Consideration of Religious Life and Choice of Community 
On average, responding religious report that they were 20 years old when they first considered a vocation to religious life, but half were 18 or younger when they first did so. 
Eight in ten (82 percent) responding religious say they were encouraged to consider religious life by someone in their life. Just under half (47 percent) say they were encouraged by a parish priest. Sisters and nuns were less likely than brothers to say they were encouraged to consider religious life by a parish priest (44 percent among women compared to 58 percent among men). Brothers are also more likely to say they were encouraged by a parishioner, a friend, or a family member. 
Almost three quarters (74 percent) of responding religious report that they were discouraged from considering a vocation by one or more persons. These respondents are most likely to report that they were discouraged by a family member other than a parent (29 percent) or by friends or classmates (25 percent). Women were more likely than men to say they were discouraged by a relative other than a parent (32 percent compared to 17 percent). 

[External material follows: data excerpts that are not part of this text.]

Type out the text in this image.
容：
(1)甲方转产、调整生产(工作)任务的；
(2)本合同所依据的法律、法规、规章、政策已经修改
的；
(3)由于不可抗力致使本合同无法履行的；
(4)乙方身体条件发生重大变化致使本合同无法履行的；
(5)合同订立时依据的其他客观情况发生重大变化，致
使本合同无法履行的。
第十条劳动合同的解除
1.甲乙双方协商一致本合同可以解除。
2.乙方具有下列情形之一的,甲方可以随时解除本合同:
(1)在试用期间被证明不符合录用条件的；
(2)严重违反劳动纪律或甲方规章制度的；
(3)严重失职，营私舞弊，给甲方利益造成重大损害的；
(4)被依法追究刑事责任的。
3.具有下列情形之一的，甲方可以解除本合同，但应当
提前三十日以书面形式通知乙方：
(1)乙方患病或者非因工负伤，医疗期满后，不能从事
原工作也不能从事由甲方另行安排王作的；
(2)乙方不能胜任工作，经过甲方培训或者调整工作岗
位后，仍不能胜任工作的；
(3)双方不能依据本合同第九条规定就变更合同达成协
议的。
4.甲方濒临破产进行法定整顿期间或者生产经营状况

On average, these religious report that they knew the members of their religious institute for four years before they entered, but half knew them for two years or less. One in five (20 percent) were introduced to their institute through a sponsored institution or work of the institute. Women are less likely than men to say they were introduced to their institute through a sponsored institution or work of the institute (15 percent compared to 42 percent). 
A great majority of the religious of the Profession Class of 2012 (88 percent) participated in some type of vocation program or experience prior to entering their religious institute. Most commonly, this was a “Come and See” experience (60 percent) or a vocation retreat (49 percent). Men were slightly less likely than women to have participated in a “Come and See” experience (54 percent and 61 percent, respectively) while women were slightly less likely to have participated in a vocation retreat (48 percent for women compared to 54 percent for men).